Showing off the label’s spring line, Wang took a cue from Valentino’s 2013 Shanghai show by designing a 13-piece China-exclusive capsule collection likely aimed at keeping mainland sales up as more customers shop abroad to avoid taxes. The event also showed off Balenciaga’s history and heritage with an exhibition of over 40 pieces created by founder Cristóbal Balenciaga between 1939 and the 1960’s curated by Wang. Chinese celebrities such as Yao Chen, Ni Ni, Li Yuchun, and Wang Luodan graced the front row, boosting social media chatter about the event, and top Chinese models Ming Xi, Xiao Wen Ju, and Shu Pei walked the runway.
With sights set on expansion in China, Balenciaga has been upping its publicity efforts. In March, the brand launched its official WeChat account, which offered special features to promote the Beijing event such as the ability to text questions about the brand’s history. The company currently has 12 stores in mainland China and has noted that it is planning more for the future, although further details have not yet been released.

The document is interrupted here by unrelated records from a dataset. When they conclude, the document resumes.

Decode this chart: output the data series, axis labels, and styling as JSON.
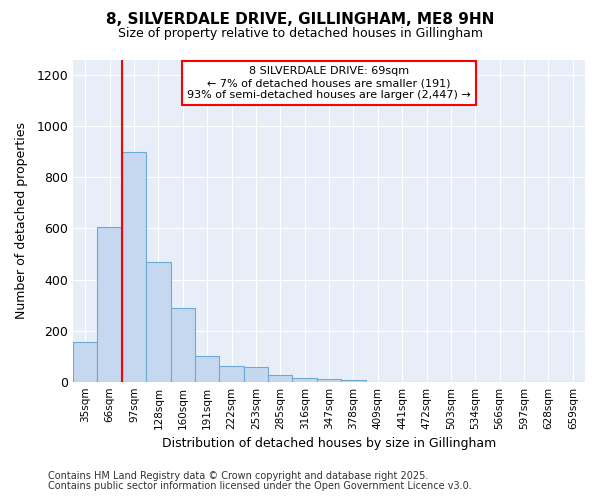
{
  "title1": "8, SILVERDALE DRIVE, GILLINGHAM, ME8 9HN",
  "title2": "Size of property relative to detached houses in Gillingham",
  "xlabel": "Distribution of detached houses by size in Gillingham",
  "ylabel": "Number of detached properties",
  "bins": [
    "35sqm",
    "66sqm",
    "97sqm",
    "128sqm",
    "160sqm",
    "191sqm",
    "222sqm",
    "253sqm",
    "285sqm",
    "316sqm",
    "347sqm",
    "378sqm",
    "409sqm",
    "441sqm",
    "472sqm",
    "503sqm",
    "534sqm",
    "566sqm",
    "597sqm",
    "628sqm",
    "659sqm"
  ],
  "values": [
    155,
    605,
    900,
    470,
    290,
    100,
    63,
    58,
    25,
    15,
    12,
    8,
    0,
    0,
    0,
    0,
    0,
    0,
    0,
    0,
    0
  ],
  "bar_color": "#c5d8f0",
  "bar_edge_color": "#6aaad4",
  "annotation_box_text": "8 SILVERDALE DRIVE: 69sqm\n← 7% of detached houses are smaller (191)\n93% of semi-detached houses are larger (2,447) →",
  "bg_color": "#ffffff",
  "plot_bg_color": "#e8eef8",
  "grid_color": "#ffffff",
  "footnote1": "Contains HM Land Registry data © Crown copyright and database right 2025.",
  "footnote2": "Contains public sector information licensed under the Open Government Licence v3.0.",
  "ylim": [
    0,
    1260
  ],
  "yticks": [
    0,
    200,
    400,
    600,
    800,
    1000,
    1200
  ],
  "red_line_x": 1.5
}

Wang believes that now is the right time for an expanded presence into China as individual style and interest in smaller, niche brands are on the rise. According to an interview with Women’s Wear Daily,
“Before, growing up in Shanghai, the market was much more specific to brands such as Cartier or Dunhill, or even the very large brands such as Vuitton,” he said. “That was much more based on logos and items that were much flashier.
“The consumers here have become much more evolved,” he continued. “The taste and the style have grown beyond the bigger brands that have a major presence.”
Balenciaga is a bright spot for parent company Kering, which has seen much better China growth rates among its niche brands than mega-label Gucci as Chinese consumers’ interest in logos fades. Bottega Veneta, which also falls under the Kering umbrella, saw 22 percent mainland China growth in the first quarter of this year compared to only 2 percent Asia-Pacific growth for Gucci. Balenciaga isn’t the only Kering brand making a China push: Stella McCartney has also been in China expansion mode after a Shanghai extravaganza last year.
Wang’s status as the brand’s lead designer is an added boost for the brand given his cultural connections to China—he spent part of his childhood in Shanghai, where his mother still lives.